Question: The temperature coefficient of resistance of a wire is 0.00125 per degree Celsius. At 300K its resis...

Question

The temperature coefficient of resistance of a wire is 0.00125 per degree Celsius. At 300K its resistance is 1 ohm. The resistance of the wire will be 2 ohms at the following temperature:

A) 1127 K

B) 400K

C) 600K

D) 1400K

Answer 1

Solution

Resistance of any substance is linearly proportional to the absolute temperature of that substance. The proportionality coefficient is known as the temperature coefficient of that particular substance and the value of that coefficient varies from substance to substance.

Formula used:

The relationship between resistance and its absolute temperature is:

${R_T} = {R_0}\left( {1 + \alpha \Delta T} \right)$ ……………..(1)

Where,

${R_T}$ is the resistance at absolute temperature $T$ ,

${R_0}$ is the resistance at reference temperature,

$\alpha$ is the temperature coefficient of resistance for the substance,

$\Delta T$ is the temperature difference between reference and T.
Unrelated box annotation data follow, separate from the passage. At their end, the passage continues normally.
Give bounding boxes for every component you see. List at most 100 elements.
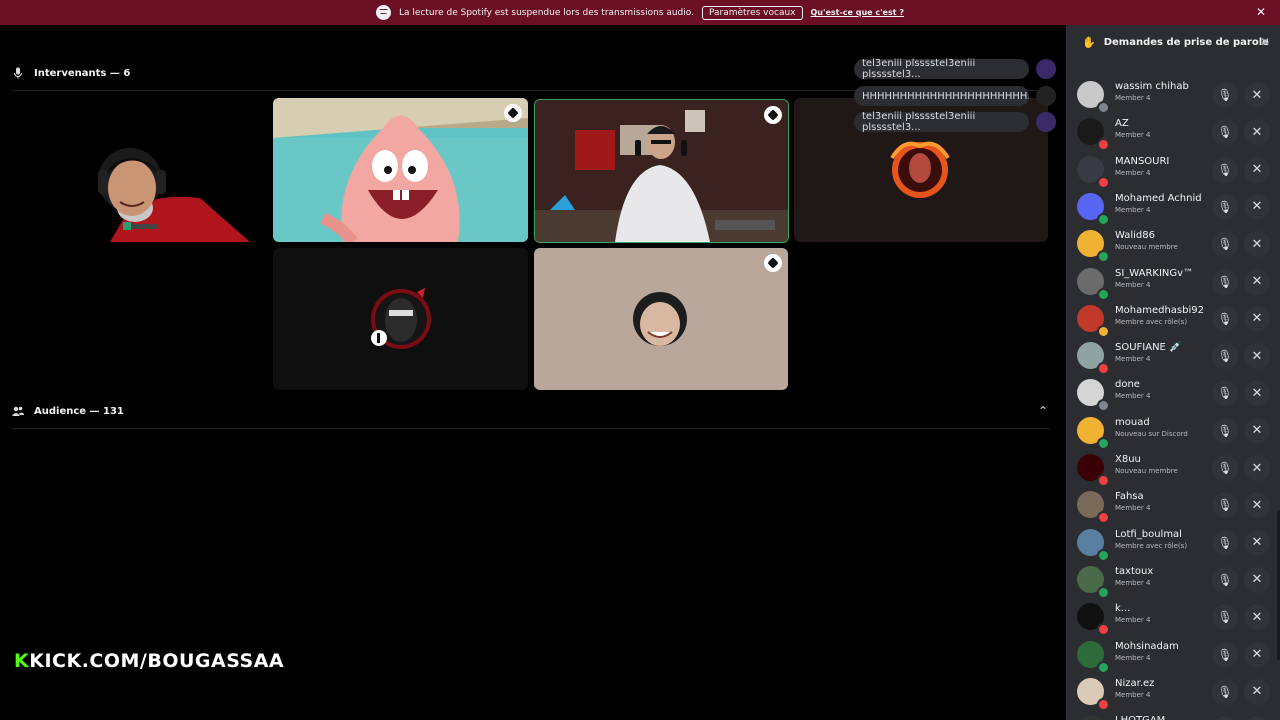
speaker-tile-1[interactable]	[10, 98, 264, 242]
request-row[interactable]: LHOTGAM 🎙 ✕	[1066, 711, 1280, 720]
status-indicator	[1097, 585, 1110, 599]
dismiss-request-icon[interactable]: ✕	[1244, 417, 1270, 444]
chat-avatar	[1036, 112, 1056, 132]
audience-icon	[12, 406, 24, 416]
request-username: Nizar.ez	[1115, 677, 1155, 689]
request-row[interactable]: Mohamedhasbi92 Membre avec rôle(s) 🎙 ✕	[1066, 301, 1280, 338]
invite-to-speak-icon[interactable]: 🎙	[1212, 305, 1238, 332]
request-username: done	[1115, 379, 1140, 391]
speakers-title: Intervenants — 6	[34, 67, 131, 79]
request-row[interactable]: done Member 4 🎙 ✕	[1066, 375, 1280, 413]
status-indicator	[1097, 101, 1110, 114]
invite-to-speak-icon[interactable]: 🎙	[1212, 604, 1238, 631]
moderator-badge-icon	[504, 104, 522, 122]
dismiss-request-icon[interactable]: ✕	[1244, 455, 1270, 481]
audience-title: Audience — 131	[34, 405, 124, 417]
request-role: Member 4	[1115, 392, 1151, 401]
invite-to-speak-icon[interactable]: 🎙	[1212, 529, 1238, 556]
dismiss-request-icon[interactable]: ✕	[1244, 380, 1270, 407]
dismiss-request-icon[interactable]: ✕	[1244, 82, 1270, 108]
invite-to-speak-icon[interactable]: 🎙	[1212, 641, 1238, 668]
request-row[interactable]: Nizar.ez Member 4 🎙 ✕	[1066, 674, 1280, 711]
moderator-badge-icon	[764, 106, 782, 124]
speakers-header: Intervenants — 6	[12, 67, 130, 79]
request-username: Lotfi_boulmal	[1115, 528, 1182, 540]
request-username: k...	[1115, 603, 1131, 615]
status-indicator	[1097, 138, 1110, 152]
invite-to-speak-icon[interactable]: 🎙	[1212, 193, 1238, 220]
invite-to-speak-icon[interactable]: 🎙	[1212, 156, 1238, 183]
spotify-notice-banner: La lecture de Spotify est suspendue lors…	[0, 0, 1280, 25]
dismiss-request-icon[interactable]: ✕	[1244, 678, 1270, 705]
request-username: taxtoux	[1115, 565, 1154, 577]
dismiss-request-icon[interactable]: ✕	[1244, 268, 1270, 295]
chat-avatar	[1036, 59, 1056, 79]
banner-close-icon[interactable]: ✕	[1256, 5, 1266, 19]
request-role: Membre avec rôle(s)	[1115, 541, 1188, 550]
invite-to-speak-icon[interactable]: 🎙	[1212, 119, 1238, 146]
speaker-tile-2[interactable]	[273, 98, 528, 242]
dismiss-request-icon[interactable]: ✕	[1244, 156, 1270, 183]
stream-overlay-text: KKICK.COM/BOUGASSAA	[14, 650, 285, 672]
invite-to-speak-icon[interactable]: 🎙	[1212, 678, 1238, 705]
invite-to-speak-icon[interactable]: 🎙	[1212, 231, 1238, 258]
invite-to-speak-icon[interactable]: 🎙	[1212, 455, 1238, 481]
chat-bubble: HHHHHHHHHHHHHHHHHHHHHH...	[854, 86, 1029, 106]
whats-this-link[interactable]: Qu'est-ce que c'est ?	[811, 8, 905, 17]
request-row[interactable]: X8uu Nouveau membre 🎙 ✕	[1066, 450, 1280, 487]
request-row[interactable]: mouad Nouveau sur Discord 🎙 ✕	[1066, 413, 1280, 450]
request-row[interactable]: taxtoux Member 4 🎙 ✕	[1066, 562, 1280, 599]
status-indicator	[1097, 436, 1110, 450]
request-role: Member 4	[1115, 94, 1151, 102]
panel-close-icon[interactable]: ✕	[1260, 35, 1270, 49]
dismiss-request-icon[interactable]: ✕	[1244, 604, 1270, 631]
invite-to-speak-icon[interactable]: 🎙	[1212, 268, 1238, 295]
banner-message: La lecture de Spotify est suspendue lors…	[398, 7, 694, 18]
dismiss-request-icon[interactable]: ✕	[1244, 119, 1270, 146]
dismiss-request-icon[interactable]: ✕	[1244, 343, 1270, 370]
dismiss-request-icon[interactable]: ✕	[1244, 193, 1270, 220]
dismiss-request-icon[interactable]: ✕	[1244, 305, 1270, 332]
status-indicator	[1097, 212, 1110, 226]
request-role: Member 4	[1115, 616, 1151, 625]
dismiss-request-icon[interactable]: ✕	[1244, 231, 1270, 258]
dismiss-request-icon[interactable]: ✕	[1244, 716, 1270, 720]
speaker-room-video	[535, 100, 788, 242]
invite-to-speak-icon[interactable]: 🎙	[1212, 492, 1238, 519]
request-role: Nouveau membre	[1115, 243, 1178, 252]
request-row[interactable]: AZ Member 4 🎙 ✕	[1066, 114, 1280, 152]
request-row[interactable]: wassim chihab Member 4 🎙 ✕	[1066, 77, 1280, 114]
request-row[interactable]: Fahsa Member 4 🎙 ✕	[1066, 487, 1280, 525]
dismiss-request-icon[interactable]: ✕	[1244, 492, 1270, 519]
status-indicator	[1097, 175, 1110, 189]
invite-to-speak-icon[interactable]: 🎙	[1212, 417, 1238, 444]
request-row[interactable]: SOUFIANE 💉 Member 4 🎙 ✕	[1066, 338, 1280, 376]
speaker-tile-5[interactable]	[273, 248, 528, 390]
status-indicator	[1097, 511, 1110, 525]
request-row[interactable]: Walid86 Nouveau membre 🎙 ✕	[1066, 226, 1280, 264]
request-row[interactable]: Mohsinadam Member 4 🎙 ✕	[1066, 637, 1280, 674]
dismiss-request-icon[interactable]: ✕	[1244, 641, 1270, 668]
voice-settings-button[interactable]: Paramètres vocaux	[701, 5, 803, 20]
request-row[interactable]: Lotfi_boulmal Membre avec rôle(s) 🎙 ✕	[1066, 525, 1280, 562]
request-username: Mohamed Achnid	[1115, 192, 1202, 204]
invite-to-speak-icon[interactable]: 🎙	[1212, 380, 1238, 407]
request-role: Member 4	[1115, 355, 1151, 364]
speaker-avatar-smile	[633, 292, 687, 346]
dismiss-request-icon[interactable]: ✕	[1244, 566, 1270, 593]
dismiss-request-icon[interactable]: ✕	[1244, 529, 1270, 556]
request-row[interactable]: SI_WARKINGv™ Member 4 🎙 ✕	[1066, 264, 1280, 301]
request-row[interactable]: Mohamed Achnid Member 4 🎙 ✕	[1066, 189, 1280, 226]
speaker-tile-3-active[interactable]	[534, 99, 789, 243]
status-indicator	[1097, 250, 1110, 264]
invite-to-speak-icon[interactable]: 🎙	[1212, 343, 1238, 370]
speaker-tile-6[interactable]	[534, 248, 788, 390]
invite-to-speak-icon[interactable]: 🎙	[1212, 566, 1238, 593]
request-username: Mohamedhasbi92	[1115, 304, 1204, 316]
collapse-chevron-icon[interactable]: ⌃	[1038, 404, 1048, 418]
audience-header[interactable]: Audience — 131	[12, 405, 124, 417]
invite-to-speak-icon[interactable]: 🎙	[1212, 82, 1238, 108]
request-row[interactable]: MANSOURI Member 4 🎙 ✕	[1066, 152, 1280, 189]
invite-to-speak-icon[interactable]: 🎙	[1212, 716, 1238, 720]
request-row[interactable]: k... Member 4 🎙 ✕	[1066, 599, 1280, 637]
Complete step by step solution:

Given:

The temperature coefficient of the wire is $\alpha = 0.00125{/^ \circ }C$

Temperature of the wire is ${T_1} = 300K = 27 ^oC$ .
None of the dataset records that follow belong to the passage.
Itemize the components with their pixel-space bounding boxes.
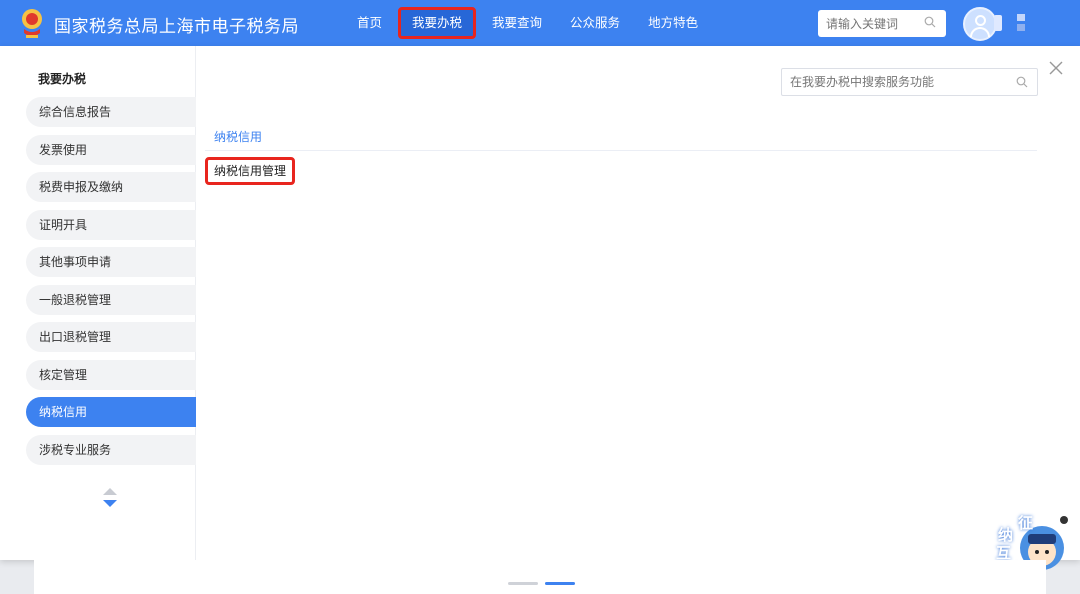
nav-home[interactable]: 首页: [345, 7, 394, 39]
sidebar-item-export-refund[interactable]: 出口退税管理: [26, 322, 196, 352]
carousel-indicator-inactive[interactable]: [508, 582, 538, 585]
service-search-input[interactable]: [782, 69, 1002, 95]
scroll-arrows-icon[interactable]: [101, 486, 119, 512]
avatar-badge: [994, 15, 1002, 31]
main-nav: 首页 我要办税 我要查询 公众服务 地方特色: [345, 0, 714, 46]
sidebar-item-tax-credit[interactable]: 纳税信用: [26, 397, 196, 427]
top-header: 国家税务总局上海市电子税务局 首页 我要办税 我要查询 公众服务 地方特色: [0, 0, 1080, 46]
background-page-strip: [34, 560, 1046, 594]
sidebar-item-other-requests[interactable]: 其他事项申请: [26, 247, 196, 277]
sidebar: 我要办税 综合信息报告 发票使用 税费申报及缴纳 证明开具 其他事项申请 一般退…: [0, 46, 196, 560]
service-tax-credit-management[interactable]: 纳税信用管理: [205, 157, 296, 185]
sidebar-item-certificate[interactable]: 证明开具: [26, 209, 196, 240]
site-title[interactable]: 国家税务总局上海市电子税务局: [54, 12, 299, 37]
nav-handle-tax[interactable]: 我要办税: [398, 7, 477, 39]
close-icon[interactable]: [1048, 60, 1064, 76]
sidebar-item-assessment[interactable]: 核定管理: [26, 359, 196, 390]
section-divider: [205, 150, 1037, 151]
tax-emblem-logo: [22, 9, 42, 38]
sidebar-item-declaration[interactable]: 税费申报及缴纳: [26, 172, 196, 202]
assistant-char-1: 征: [1018, 514, 1034, 532]
sidebar-item-info-report[interactable]: 综合信息报告: [26, 97, 196, 127]
header-search-input[interactable]: [826, 16, 922, 31]
nav-local-features[interactable]: 地方特色: [636, 7, 710, 39]
avatar-head-shape: [975, 15, 986, 26]
sidebar-list: 综合信息报告 发票使用 税费申报及缴纳 证明开具 其他事项申请 一般退税管理 出…: [26, 97, 196, 472]
search-icon[interactable]: [1016, 76, 1028, 88]
menu-bars-icon[interactable]: [1017, 14, 1025, 32]
header-search[interactable]: [818, 10, 946, 37]
carousel-indicator-active[interactable]: [545, 582, 575, 585]
avatar-body-shape: [970, 27, 990, 37]
search-icon[interactable]: [924, 16, 936, 28]
service-search[interactable]: [781, 68, 1038, 96]
user-avatar[interactable]: [963, 7, 997, 41]
sidebar-title: 我要办税: [38, 72, 87, 86]
sidebar-item-professional-service[interactable]: 涉税专业服务: [26, 434, 196, 465]
tax-services-panel: 我要办税 综合信息报告 发票使用 税费申报及缴纳 证明开具 其他事项申请 一般退…: [0, 46, 1080, 560]
nav-query[interactable]: 我要查询: [480, 7, 554, 39]
sidebar-item-invoice[interactable]: 发票使用: [26, 134, 196, 165]
nav-public-service[interactable]: 公众服务: [558, 7, 632, 39]
sidebar-item-refund[interactable]: 一般退税管理: [26, 284, 196, 315]
section-title: 纳税信用: [214, 130, 263, 144]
Resistance of the wire at $300K$ is ${R_{{T_1}}} = 1\Omega$ .

Later, resistance of the wire at ${T_2}$ will be ${R_{{T_2}}} = 2\Omega$ .
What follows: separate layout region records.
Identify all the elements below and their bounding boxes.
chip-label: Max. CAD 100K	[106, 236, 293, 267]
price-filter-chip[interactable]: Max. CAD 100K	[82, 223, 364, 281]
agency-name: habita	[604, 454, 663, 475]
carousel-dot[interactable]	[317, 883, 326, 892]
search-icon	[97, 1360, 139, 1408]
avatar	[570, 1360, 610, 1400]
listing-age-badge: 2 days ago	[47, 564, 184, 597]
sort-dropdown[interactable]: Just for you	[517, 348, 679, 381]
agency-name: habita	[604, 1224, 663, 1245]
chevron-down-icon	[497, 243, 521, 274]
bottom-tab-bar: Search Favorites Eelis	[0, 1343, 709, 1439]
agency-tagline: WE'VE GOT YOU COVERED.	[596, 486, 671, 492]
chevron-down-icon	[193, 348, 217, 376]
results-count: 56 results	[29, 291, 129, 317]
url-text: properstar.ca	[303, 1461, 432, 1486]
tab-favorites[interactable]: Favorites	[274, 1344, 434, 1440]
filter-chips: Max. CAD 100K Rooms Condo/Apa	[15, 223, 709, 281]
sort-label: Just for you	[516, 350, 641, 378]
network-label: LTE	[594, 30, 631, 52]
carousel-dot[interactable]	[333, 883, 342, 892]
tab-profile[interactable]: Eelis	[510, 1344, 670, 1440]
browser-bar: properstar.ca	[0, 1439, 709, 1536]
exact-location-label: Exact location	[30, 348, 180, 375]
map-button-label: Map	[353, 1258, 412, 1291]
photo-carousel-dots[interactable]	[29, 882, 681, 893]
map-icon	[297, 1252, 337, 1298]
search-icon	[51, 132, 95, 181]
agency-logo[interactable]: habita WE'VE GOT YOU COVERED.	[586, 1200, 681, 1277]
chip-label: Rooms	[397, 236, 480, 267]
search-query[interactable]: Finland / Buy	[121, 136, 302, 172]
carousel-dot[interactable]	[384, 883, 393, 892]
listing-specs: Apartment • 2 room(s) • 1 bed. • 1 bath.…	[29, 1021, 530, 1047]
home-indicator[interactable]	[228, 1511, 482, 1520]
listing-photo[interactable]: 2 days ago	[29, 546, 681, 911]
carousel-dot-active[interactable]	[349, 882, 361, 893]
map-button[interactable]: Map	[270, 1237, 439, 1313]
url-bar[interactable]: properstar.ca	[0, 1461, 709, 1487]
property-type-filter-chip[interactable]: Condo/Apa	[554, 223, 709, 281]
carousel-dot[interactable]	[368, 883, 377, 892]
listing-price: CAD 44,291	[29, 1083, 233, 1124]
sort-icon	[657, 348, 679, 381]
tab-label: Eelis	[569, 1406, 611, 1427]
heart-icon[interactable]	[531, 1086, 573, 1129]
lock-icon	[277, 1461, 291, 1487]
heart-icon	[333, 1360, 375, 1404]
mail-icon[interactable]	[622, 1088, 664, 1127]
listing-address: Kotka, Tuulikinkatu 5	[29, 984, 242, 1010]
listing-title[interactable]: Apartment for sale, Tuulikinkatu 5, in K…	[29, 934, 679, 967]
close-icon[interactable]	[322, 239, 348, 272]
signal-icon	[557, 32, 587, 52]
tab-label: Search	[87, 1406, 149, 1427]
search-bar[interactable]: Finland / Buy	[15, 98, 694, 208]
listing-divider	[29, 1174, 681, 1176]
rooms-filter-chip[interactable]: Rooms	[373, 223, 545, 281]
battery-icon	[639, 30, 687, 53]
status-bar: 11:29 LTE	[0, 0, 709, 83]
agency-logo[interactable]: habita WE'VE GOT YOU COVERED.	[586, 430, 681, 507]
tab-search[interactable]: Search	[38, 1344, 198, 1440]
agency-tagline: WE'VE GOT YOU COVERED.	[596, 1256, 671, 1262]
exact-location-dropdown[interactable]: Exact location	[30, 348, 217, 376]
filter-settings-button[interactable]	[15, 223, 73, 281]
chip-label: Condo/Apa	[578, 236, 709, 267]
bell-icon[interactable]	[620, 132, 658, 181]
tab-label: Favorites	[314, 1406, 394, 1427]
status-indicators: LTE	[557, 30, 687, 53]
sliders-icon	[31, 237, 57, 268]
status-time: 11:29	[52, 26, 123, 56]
To find: The temperature of ${T_2}$ when the resistance of the wire will be 2 Ohm.

Step 1:

Using eq.(1) take the ratio of two resistance at two different temperatures ${T_1}$ and ${T_2}$ , then find an expression to get the value of ${T_2}$ as:

$0 ^oC$ is the reference temperature.

$\Delta T\;for\;1\Omega = (T_1 - 0) = T_1$

$\Delta T\;for\;2\Omega = (T_2 - 0) = T_2$

$\dfrac{{{R_{{T_2}}}}}{{{R_{{T_1}}}}} = \dfrac{{{R_0}\left( {1 + \alpha {T_2}} \right)}}{{{R_0}\left( {1 + \alpha {T_1}} \right)}}$

$\Rightarrow {R_{{T_2}}} + \alpha {T_1}{R_{{T_2}}} = {R_{{T_1}}} + \alpha {T_2}{R_{{T_1}}}$

$\Rightarrow \alpha {T_2}{R_{{T_1}}} = ({R_{{T_2}}} - {R_{{T_1}}}) + \alpha {T_1}{R_{{T_2}}}$

$\therefore {T_2} = \dfrac{{({R_{{T_2}}} - {R_{{T_1}}})}}{{\alpha {R_{{T_1}}}}} + \dfrac{{{T_1}{R_{{T_2}}}}}{{{R_{{T_1}}}}}$ ………………. (2)

Step 2:

Now, substitute the values of $\alpha$ , ${T_1}$ , ${R_{{T_1}}}$ , ${R_{{T_2}}}$ in eq.(2) to get the value of ${T_2}$ as:

${T_2} = \dfrac{{\left( {2 - 1} \right)\Omega }}{{0.00125{C^{ - 1}} \times 1\Omega }} + \dfrac{{27 \times 2\Omega }}{{1\Omega }}$

$\therefore {T_2} = \dfrac{1}{{0.00125}} + 54 = 800 + 54 = 854 ^oC = 854 + 273 = 1127K$

The temperature when the resistance will be 2 Ohm is 1127 K. So, option (A) is correct.

Note: There may be a chance of making mistakes by simply dividing the resistance difference ( $1\Omega$ here) by the temperature coefficient ( $\alpha$ ) and adding that to the existing temperature (300 K). But that can’t be done here because the ${R_0}$ term is multiplied with $\alpha$ also (see eq.(1)). So be careful not to make this common mistake.